The JCR 2.0 introduced a new abstract Query Object Model (QOM) that Jahia already integrates. It would be nice to see now how we could integrate all these different querying system under one single umbrella (or to create a whole new standardized Search API).
Of course multiplying the number of querying system and making them custom to each vendor ensure a certain kind of vendor lock-in. But finally, similar to what is currently happening in the Content Management industry, we will certainly see that one day or the other a need for standardization in the Search industry. I must say that the sooner the better will be the best.
4) What's next for WCM search?
I read yesterday on a blog: "Acquia Search: now that's the most interesting development in the CMS area I've heard of lately". Come on. Facetted Search is just provided as part of Solr/Lucene. All WCM which relies on such a technology stack are already offering the same kind of features for months (including Jahia of course: cf screenshot below)
So the true question is: What's coming next beside facetted search capabilities?
What is sure is that there is currently an increased momentum on search features. They are considered as becoming a more and more important part of a web site experience.
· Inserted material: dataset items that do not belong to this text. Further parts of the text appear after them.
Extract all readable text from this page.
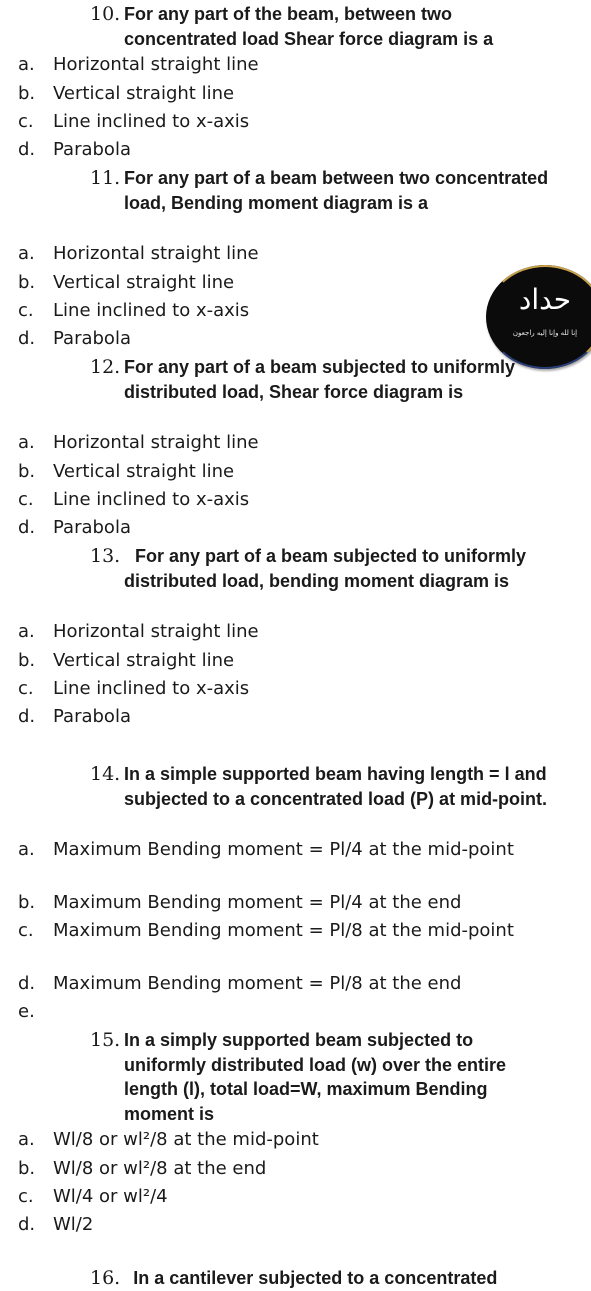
10. For any part of the beam, between two concentrated load Shear force diagram is a
a.	Horizontal straight line
b. Vertical straight line
c.	Line inclined to x-axis
d. Parabola
11. For any part of a beam between two concentrated load, Bending moment diagram is a
a.	Horizontal straight line
b. Vertical straight line
c.	Line inclined to x-axis
d. Parabola
12. For any part of a beam subjected to uniformly distributed load, Shear force diagram is
a.	Horizontal straight line
b. Vertical straight line
c.	Line inclined to x-axis
d. Parabola
13. For any part of a beam subjected to uniformly distributed load, bending moment diagram is
a.	Horizontal straight line
b. Vertical straight line
c.	Line inclined to x-axis
d. Parabola
14. In a simple supported beam having length = l and subjected to a concentrated load (P) at mid-point.
a.	Maximum Bending moment = Pl/4 at the mid-point
b. Maximum Bending moment = Pl/4 at the end
c.	Maximum Bending moment = Pl/8 at the mid-point
d. Maximum Bending moment = Pl/8 at the end
e.
15. In a simply supported beam subjected to uniformly distributed load (w) over the entire length (l), total load=W, maximum Bending moment is
a.	Wl/8 or wl²/8 at the mid-point
b. Wl/8 or wl²/8 at the end
c.	Wl/4 or wl²/4
d. Wl/2
16. In a cantilever subjected to a concentrated
حداد
إنا لله وإنا إليه راجعون
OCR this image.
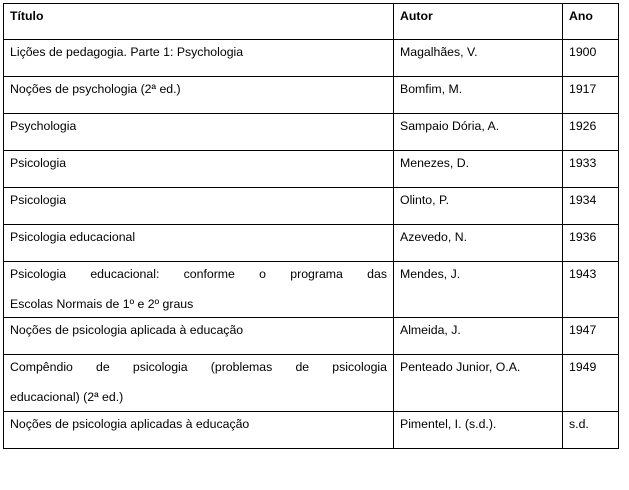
Título	Autor	Ano
Lições de pedagogia. Parte 1: Psychologia	Magalhães, V.	1900
Noções de psychologia (2ª ed.)	Bomfim, M.	1917
Psychologia	Sampaio Dória, A.	1926
Psicologia	Menezes, D.	1933
Psicologia	Olinto, P.	1934
Psicologia educacional	Azevedo, N.	1936

Psicologia educacional: conforme o programa das
Escolas Normais de 1º e 2º graus	Mendes, J.	1943
Noções de psicologia aplicada à educação	Almeida, J.	1947

Compêndio de psicologia (problemas de psicologia
educacional) (2ª ed.)	Penteado Junior, O.A.	1949
Noções de psicologia aplicadas à educação	Pimentel, I. (s.d.).	s.d.
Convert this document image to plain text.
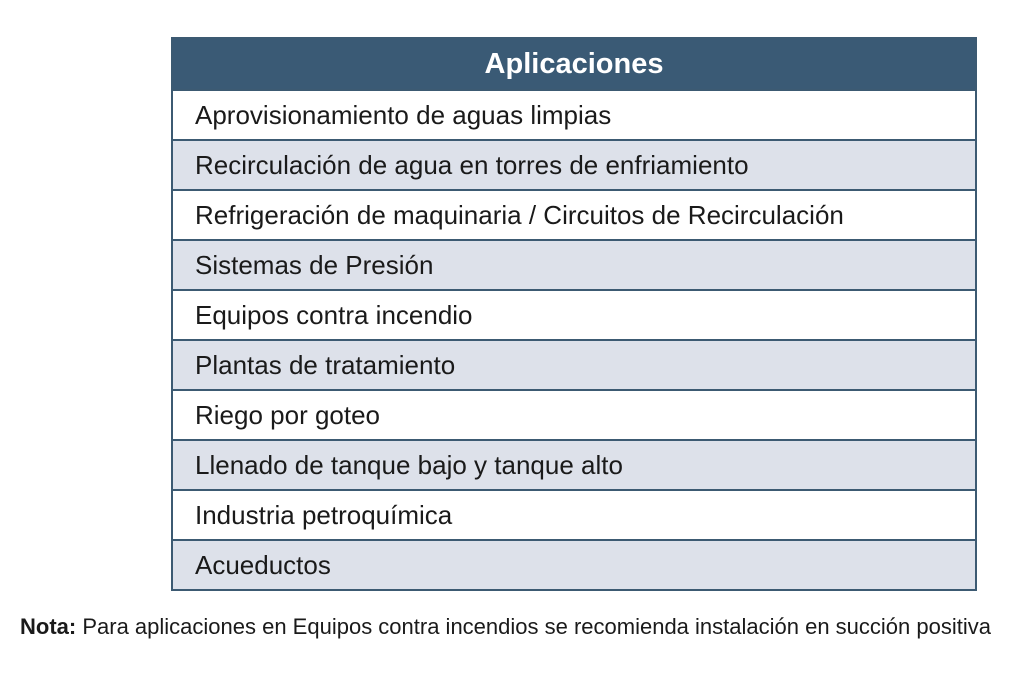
Aplicaciones
Aprovisionamiento de aguas limpias
Recirculación de agua en torres de enfriamiento
Refrigeración de maquinaria / Circuitos de Recirculación
Sistemas de Presión
Equipos contra incendio
Plantas de tratamiento
Riego por goteo
Llenado de tanque bajo y tanque alto
Industria petroquímica
Acueductos
Nota: Para aplicaciones en Equipos contra incendios se recomienda instalación en succión positiva
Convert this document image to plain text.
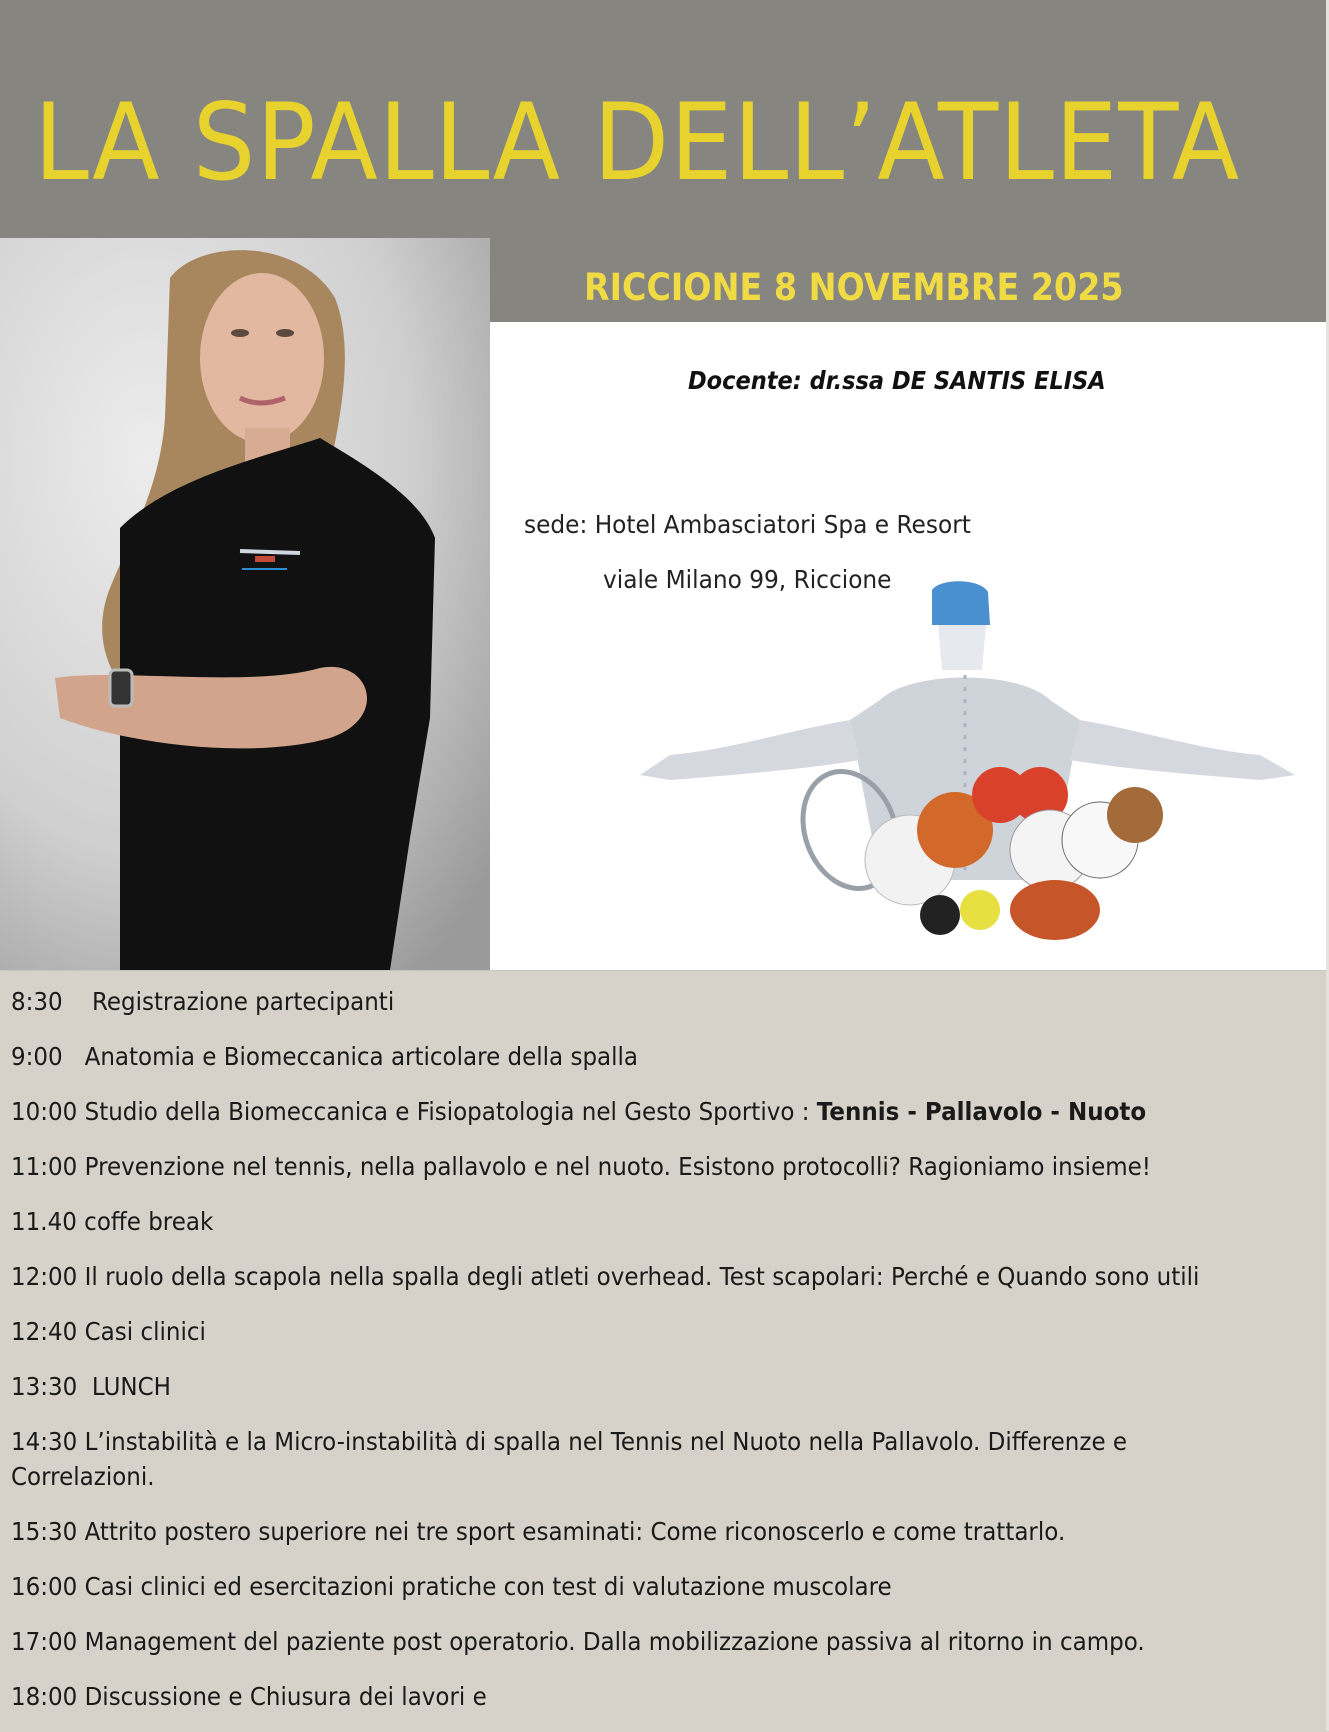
LA SPALLA DELL’ATLETA
RICCIONE 8 NOVEMBRE 2025
Docente: dr.ssa DE SANTIS ELISA
sede: Hotel Ambasciatori Spa e Resort
viale Milano 99, Riccione
8:30 Registrazione partecipanti
9:00 Anatomia e Biomeccanica articolare della spalla
10:00 Studio della Biomeccanica e Fisiopatologia nel Gesto Sportivo : Tennis - Pallavolo - Nuoto
11:00 Prevenzione nel tennis, nella pallavolo e nel nuoto. Esistono protocolli? Ragioniamo insieme!
11.40 coffe break
12:00 Il ruolo della scapola nella spalla degli atleti overhead. Test scapolari: Perché e Quando sono utili
12:40 Casi clinici
13:30 LUNCH
14:30 L’instabilità e la Micro-instabilità di spalla nel Tennis nel Nuoto nella Pallavolo. Differenze e Correlazioni.
15:30 Attrito postero superiore nei tre sport esaminati: Come riconoscerlo e come trattarlo.
16:00 Casi clinici ed esercitazioni pratiche con test di valutazione muscolare
17:00 Management del paziente post operatorio. Dalla mobilizzazione passiva al ritorno in campo.
18:00 Discussione e Chiusura dei lavori e
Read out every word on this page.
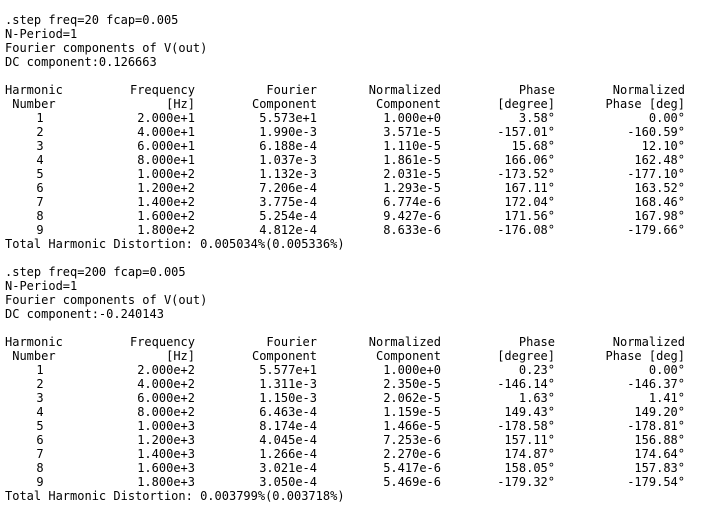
.step freq=20 fcap=0.005
N-Period=1
Fourier components of V(out)
DC component:0.126663
Harmonic	Frequency	Fourier	Normalized	Phase	Normalized
Number	[Hz]	Component	Component	[degree]	Phase [deg]
1	2.000e+1	5.573e+1	1.000e+0	3.58°	0.00°
2	4.000e+1	1.990e-3	3.571e-5	-157.01°	-160.59°
3	6.000e+1	6.188e-4	1.110e-5	15.68°	12.10°
4	8.000e+1	1.037e-3	1.861e-5	166.06°	162.48°
5	1.000e+2	1.132e-3	2.031e-5	-173.52°	-177.10°
6	1.200e+2	7.206e-4	1.293e-5	167.11°	163.52°
7	1.400e+2	3.775e-4	6.774e-6	172.04°	168.46°
8	1.600e+2	5.254e-4	9.427e-6	171.56°	167.98°
9	1.800e+2	4.812e-4	8.633e-6	-176.08°	-179.66°
Total Harmonic Distortion: 0.005034%(0.005336%)
.step freq=200 fcap=0.005
N-Period=1
Fourier components of V(out)
DC component:-0.240143
Harmonic	Frequency	Fourier	Normalized	Phase	Normalized
Number	[Hz]	Component	Component	[degree]	Phase [deg]
1	2.000e+2	5.577e+1	1.000e+0	0.23°	0.00°
2	4.000e+2	1.311e-3	2.350e-5	-146.14°	-146.37°
3	6.000e+2	1.150e-3	2.062e-5	1.63°	1.41°
4	8.000e+2	6.463e-4	1.159e-5	149.43°	149.20°
5	1.000e+3	8.174e-4	1.466e-5	-178.58°	-178.81°
6	1.200e+3	4.045e-4	7.253e-6	157.11°	156.88°
7	1.400e+3	1.266e-4	2.270e-6	174.87°	174.64°
8	1.600e+3	3.021e-4	5.417e-6	158.05°	157.83°
9	1.800e+3	3.050e-4	5.469e-6	-179.32°	-179.54°
Total Harmonic Distortion: 0.003799%(0.003718%)
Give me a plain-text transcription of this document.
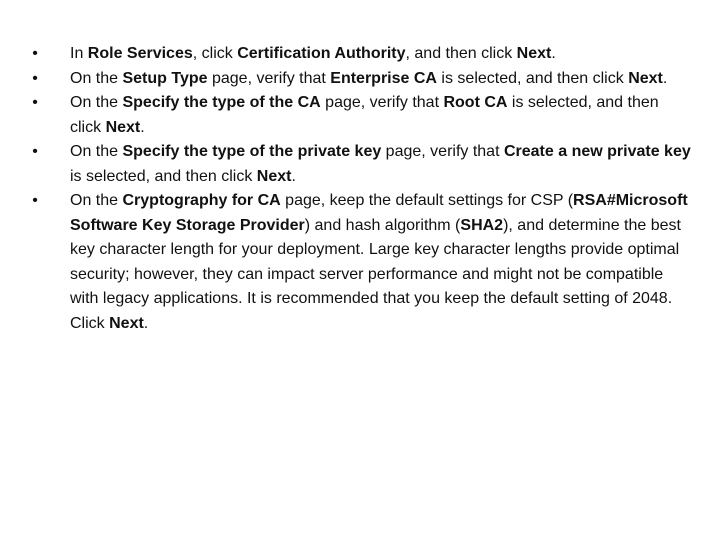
• In Role Services, click Certification Authority, and then click Next.
• On the Setup Type page, verify that Enterprise CA is selected, and then click Next.
• On the Specify the type of the CA page, verify that Root CA is selected, and then click Next.
• On the Specify the type of the private key page, verify that Create a new private key is selected, and then click Next.
• On the Cryptography for CA page, keep the default settings for CSP (RSA#Microsoft Software Key Storage Provider) and hash algorithm (SHA2), and determine the best key character length for your deployment. Large key character lengths provide optimal security; however, they can impact server performance and might not be compatible with legacy applications. It is recommended that you keep the default setting of 2048. Click Next.
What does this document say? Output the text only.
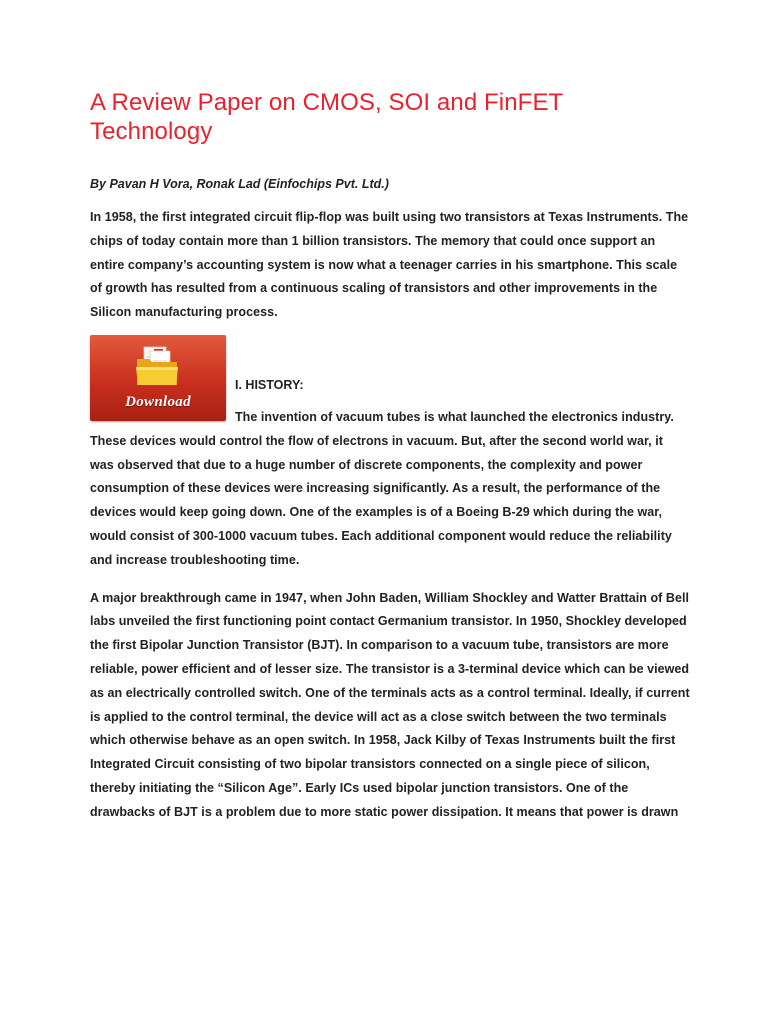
A Review Paper on CMOS, SOI and FinFET Technology
By Pavan H Vora, Ronak Lad (Einfochips Pvt. Ltd.)

In 1958, the first integrated circuit flip-flop was built using two transistors at Texas Instruments. The chips of today contain more than 1 billion transistors. The memory that could once support an entire company’s accounting system is now what a teenager carries in his smartphone. This scale of growth has resulted from a continuous scaling of transistors and other improvements in the Silicon manufacturing process.

Download
I. HISTORY:

The invention of vacuum tubes is what launched the electronics industry. These devices would control the flow of electrons in vacuum. But, after the second world war, it was observed that due to a huge number of discrete components, the complexity and power consumption of these devices were increasing significantly. As a result, the performance of the devices would keep going down. One of the examples is of a Boeing B-29 which during the war, would consist of 300-1000 vacuum tubes. Each additional component would reduce the reliability and increase troubleshooting time.

A major breakthrough came in 1947, when John Baden, William Shockley and Watter Brattain of Bell labs unveiled the first functioning point contact Germanium transistor. In 1950, Shockley developed the first Bipolar Junction Transistor (BJT). In comparison to a vacuum tube, transistors are more reliable, power efficient and of lesser size. The transistor is a 3-terminal device which can be viewed as an electrically controlled switch. One of the terminals acts as a control terminal. Ideally, if current is applied to the control terminal, the device will act as a close switch between the two terminals which otherwise behave as an open switch. In 1958, Jack Kilby of Texas Instruments built the first Integrated Circuit consisting of two bipolar transistors connected on a single piece of silicon, thereby initiating the “Silicon Age”. Early ICs used bipolar junction transistors. One of the drawbacks of BJT is a problem due to more static power dissipation. It means that power is drawn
Perhaps this is related to the fact that any end-users are now facing information overload issues and are trying to find solutions. This is perhaps certainly related to the fact that end-users are now used to "googlize" any web initiatives rather than to use more classical navigation elements.
So according to me:
- Facetted Searches will rapidly turn into more dynamic navigations allowing anyone to browse content according to several axes.
- There are numbers of new (or older) initiatives which are now trying to better leverage "linked data" (the Web 3.0 or the Semantic Web): Semantic search will rapidly become another hot story.
- Finally the Federated vs the Unified Search question will rapidly becoming (again) a new hot point.
Do you see any other hot search topics?

However we have to remember that the vast majority of our users have sites with at most a few hundred content pages, plus perhaps user forums, and/or online stores with low SKU counts. This probably covers 95% of our "customer base". These sites are, and will continue to run in shared hosting environments for quite some time to come. Any WCMS that moves to Java is abandoning that user base, and any OSS project that decides to go "all Java" can expect a PHP based fork to continue (and thrive).
That said, there is some scale at which PHP becomes the wrong tool for the job. If everyone works to the same standards, then we have the option of swapping out components of a PHP solution for a Java based one. I believe that we're not in an either-or situation, and that the best WCMS solutions will be Java/PHP hybrids. The specific requirements of a site will determine whether or not PHP is being used for "heavy" tasks such as indexing, search and others.